The Frame Guide
Many of you have been asking how to frame and mat the prints you buy without spending a fortune? Taking an art print to a frame shop can be very pricey, even with those so called 60% off coupons. Buying a ready made frame (or using one you already have) is a much more affordable route to take. Remember, buying art is nourishing for the soul and will help you to surround yourself in beauty. But, you can do it in a budget friendly manner by buying art prints and framing them yourself.
Here are some tips that might help.
When choosing a frame:
- Simple is better in most cases and looks more modern and clean.
- Black, white or silver frames are classic and work well with most any art, but go with what you love and what fits your aesthetics.
- Buy a frame bigger than the image on the print.
- If you are doing a grouping of framed art, the frames don't need to match. It will give you a more eclectic and artsy feel and look.
- You can use the mat that is included with the frame, but if the mat doesn't fit the image, you may need a custom mat.
Why buy a custom mat? By getting a custom mat, you can make sure that it fits almost exactly to the image, especially if it is not a standard size. It will look more professional and you'll look like a serious connoisseur of fun and amazing art! Here's how...
- Go to any frame shop and ask for a custom mat. JoAnn's, Michaels and Aaron Brothers are affordable places to try. You'll need to take the print and know the size of the frame that you will be using.
- Ask for archival or acid free if you want long lasting quality.
- It is standard to cut the opening size (window) of the mat to cover 1/4" of the image on all four edges. You can request the mat opening overlap the edge by 1/8" instead to allow for more of the print to be visible.
- You can either have the mat cut to the size you need and be on your merry way to frame the print yourself, or they can mount it for you on backing board. This will cost a little extra but it could save you a little extra work.
- If you are matting the print yourself, use only archival and acid free materials. Acid free tape (scrapbook/photo tape) is especially important, as regular tape can damage the print.
- Stick with a white mat (in some cases cream or black) to keep the focus on the art itself. Colored mats sometimes compete too much and take away from the art itself.
What size should I get for a Creative Kismet art print? I try to make my prints in standard sizes that can be easily framed. This isn't always possible. Sometimes cropping an image to make it a standard size, takes too much away from the original image. In this case, a custom mat might be needed.
The table below uses standard frame and mat sizes.
|Print size||Image size*||Standard Frame size||Standard Mat size||Mat opening*|
|5x7 card||4 5/8 x 6 1/2||8x10||8x10||4.5x6.5|
|8x8||5x5||8x8, 10x10, 12x12||8x8, 10x10, 12x12||4.5x4.5|
|8.5x11||8x8||10x10, 11x14, 12x12||10x10, 11x14, 12x12||7.5x7.5|
|11x16||10x15||12x18, 13x19, 14x18||12x18, 13x19, 14x18||9.5x14.5|
*sizes may vary
Good places to find frames and mats:
- Michael's - Has a decent selection of square frames. Their 8x8 and 12x12 inch frames fit my square prints perfectly. They offer framing services, a nice selection of pre-cut mats and offer frequent discounts and coupons through their newsletter and phone app.

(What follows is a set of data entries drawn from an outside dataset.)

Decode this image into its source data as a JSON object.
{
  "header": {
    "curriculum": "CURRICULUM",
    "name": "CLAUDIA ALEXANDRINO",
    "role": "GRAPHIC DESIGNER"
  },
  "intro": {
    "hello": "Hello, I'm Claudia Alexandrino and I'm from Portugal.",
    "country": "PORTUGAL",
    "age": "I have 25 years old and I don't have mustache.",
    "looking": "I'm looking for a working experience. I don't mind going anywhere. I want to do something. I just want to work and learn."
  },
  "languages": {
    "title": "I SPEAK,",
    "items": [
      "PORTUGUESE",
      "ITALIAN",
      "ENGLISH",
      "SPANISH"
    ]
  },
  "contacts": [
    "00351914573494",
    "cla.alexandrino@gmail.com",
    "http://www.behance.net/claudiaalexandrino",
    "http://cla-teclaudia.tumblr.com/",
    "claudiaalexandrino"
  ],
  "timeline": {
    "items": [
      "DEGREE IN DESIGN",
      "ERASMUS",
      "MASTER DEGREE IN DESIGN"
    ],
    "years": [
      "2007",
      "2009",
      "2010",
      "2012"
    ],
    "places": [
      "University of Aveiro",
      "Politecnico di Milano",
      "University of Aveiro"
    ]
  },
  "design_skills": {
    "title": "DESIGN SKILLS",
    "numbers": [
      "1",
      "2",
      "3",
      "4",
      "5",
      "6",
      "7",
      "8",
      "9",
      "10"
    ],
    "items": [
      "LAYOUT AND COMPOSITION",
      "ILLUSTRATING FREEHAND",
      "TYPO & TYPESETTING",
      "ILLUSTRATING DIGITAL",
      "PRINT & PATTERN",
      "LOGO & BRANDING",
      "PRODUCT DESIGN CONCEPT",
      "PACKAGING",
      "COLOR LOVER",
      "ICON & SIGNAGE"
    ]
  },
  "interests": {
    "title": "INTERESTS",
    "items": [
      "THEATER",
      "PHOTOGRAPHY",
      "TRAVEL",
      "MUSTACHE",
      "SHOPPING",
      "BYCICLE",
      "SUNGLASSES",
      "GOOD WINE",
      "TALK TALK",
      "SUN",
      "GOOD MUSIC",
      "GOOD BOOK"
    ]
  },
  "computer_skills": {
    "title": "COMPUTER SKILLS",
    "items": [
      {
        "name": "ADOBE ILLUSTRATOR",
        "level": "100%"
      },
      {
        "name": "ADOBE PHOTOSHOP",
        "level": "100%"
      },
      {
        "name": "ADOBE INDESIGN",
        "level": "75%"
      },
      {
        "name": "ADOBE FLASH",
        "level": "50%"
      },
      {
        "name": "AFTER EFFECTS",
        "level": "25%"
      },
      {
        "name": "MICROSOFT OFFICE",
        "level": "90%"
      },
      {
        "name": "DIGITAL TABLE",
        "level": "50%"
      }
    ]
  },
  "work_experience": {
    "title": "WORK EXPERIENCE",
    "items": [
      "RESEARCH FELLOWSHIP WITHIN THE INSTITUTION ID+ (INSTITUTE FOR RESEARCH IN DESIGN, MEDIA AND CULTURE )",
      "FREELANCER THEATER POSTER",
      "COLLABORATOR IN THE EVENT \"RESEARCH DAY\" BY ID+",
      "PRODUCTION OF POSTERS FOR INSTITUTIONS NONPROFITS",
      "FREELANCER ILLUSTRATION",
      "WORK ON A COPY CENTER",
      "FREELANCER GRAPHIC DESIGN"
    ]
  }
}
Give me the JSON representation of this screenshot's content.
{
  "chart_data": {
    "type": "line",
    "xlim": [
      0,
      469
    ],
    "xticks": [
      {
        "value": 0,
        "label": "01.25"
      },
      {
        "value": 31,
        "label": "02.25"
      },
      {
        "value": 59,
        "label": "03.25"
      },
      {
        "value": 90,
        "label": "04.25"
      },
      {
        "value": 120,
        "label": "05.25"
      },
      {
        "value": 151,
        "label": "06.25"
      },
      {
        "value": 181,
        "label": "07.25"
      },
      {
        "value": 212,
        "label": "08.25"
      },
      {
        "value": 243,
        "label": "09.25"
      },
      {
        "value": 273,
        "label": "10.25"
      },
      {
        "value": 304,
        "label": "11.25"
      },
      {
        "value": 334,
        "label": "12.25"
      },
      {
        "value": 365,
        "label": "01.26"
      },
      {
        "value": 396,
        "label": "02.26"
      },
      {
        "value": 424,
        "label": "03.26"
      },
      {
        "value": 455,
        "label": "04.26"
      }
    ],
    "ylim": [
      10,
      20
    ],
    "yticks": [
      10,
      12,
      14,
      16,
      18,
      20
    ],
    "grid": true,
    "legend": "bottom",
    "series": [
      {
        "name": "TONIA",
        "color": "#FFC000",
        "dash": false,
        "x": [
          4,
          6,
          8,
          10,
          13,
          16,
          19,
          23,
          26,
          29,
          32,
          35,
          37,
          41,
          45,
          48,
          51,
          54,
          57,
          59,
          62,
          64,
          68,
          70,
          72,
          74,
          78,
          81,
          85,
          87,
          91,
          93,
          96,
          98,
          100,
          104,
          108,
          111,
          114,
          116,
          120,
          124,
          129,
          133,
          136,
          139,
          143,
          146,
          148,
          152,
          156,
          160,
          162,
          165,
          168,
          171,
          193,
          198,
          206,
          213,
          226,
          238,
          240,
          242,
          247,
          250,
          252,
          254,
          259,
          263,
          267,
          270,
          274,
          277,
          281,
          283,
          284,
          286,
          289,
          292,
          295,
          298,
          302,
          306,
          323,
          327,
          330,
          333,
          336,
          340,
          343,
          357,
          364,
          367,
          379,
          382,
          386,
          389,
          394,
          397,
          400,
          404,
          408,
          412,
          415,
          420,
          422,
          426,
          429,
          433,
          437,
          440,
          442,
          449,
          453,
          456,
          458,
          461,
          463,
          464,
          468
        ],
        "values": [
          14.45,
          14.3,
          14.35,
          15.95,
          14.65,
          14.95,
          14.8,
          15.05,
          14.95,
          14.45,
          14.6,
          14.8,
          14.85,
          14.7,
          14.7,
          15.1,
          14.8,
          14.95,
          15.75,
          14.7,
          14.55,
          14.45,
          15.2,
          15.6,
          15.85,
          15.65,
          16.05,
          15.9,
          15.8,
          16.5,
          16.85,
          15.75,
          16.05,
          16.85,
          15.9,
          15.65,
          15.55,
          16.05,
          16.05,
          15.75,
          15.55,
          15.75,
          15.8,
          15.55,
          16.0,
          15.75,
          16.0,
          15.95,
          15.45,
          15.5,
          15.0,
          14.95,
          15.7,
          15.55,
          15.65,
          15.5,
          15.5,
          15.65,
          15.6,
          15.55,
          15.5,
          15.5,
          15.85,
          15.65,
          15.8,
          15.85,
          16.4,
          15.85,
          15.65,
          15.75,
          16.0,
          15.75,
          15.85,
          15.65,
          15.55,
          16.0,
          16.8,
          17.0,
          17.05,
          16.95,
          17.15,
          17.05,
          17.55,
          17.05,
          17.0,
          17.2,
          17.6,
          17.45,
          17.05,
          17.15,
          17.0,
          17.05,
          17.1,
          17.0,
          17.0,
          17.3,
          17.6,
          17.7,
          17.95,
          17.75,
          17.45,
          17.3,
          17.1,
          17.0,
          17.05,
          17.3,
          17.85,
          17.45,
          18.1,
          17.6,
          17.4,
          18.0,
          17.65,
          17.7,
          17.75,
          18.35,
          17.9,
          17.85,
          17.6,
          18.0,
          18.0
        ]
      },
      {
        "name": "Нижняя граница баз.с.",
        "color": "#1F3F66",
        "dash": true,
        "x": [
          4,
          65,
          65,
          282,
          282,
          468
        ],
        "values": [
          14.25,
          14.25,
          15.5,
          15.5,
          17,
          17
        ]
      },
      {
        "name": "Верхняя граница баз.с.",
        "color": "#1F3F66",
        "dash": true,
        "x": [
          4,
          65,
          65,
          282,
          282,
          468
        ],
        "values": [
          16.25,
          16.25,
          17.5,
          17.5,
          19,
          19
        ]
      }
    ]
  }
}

- Aaron Brothers -Has a good selection of frames, mats and offers framing services. Check out their Gallery, Sydney and Napa Home style frames. They do not carry a very good selection of square frames, but they offer frequent discounts and coupons through their newsletter.
- West Elm - Has a nice selection of Gallery frames in many different sizes and finishes and are very good quality. They offer frequent discounts through their newsletter.
- Other places to check include Ebay (search picture frames with mats), Target and Amazon. Also check out Art to Frame, or any other online service that offers custom frames and mats.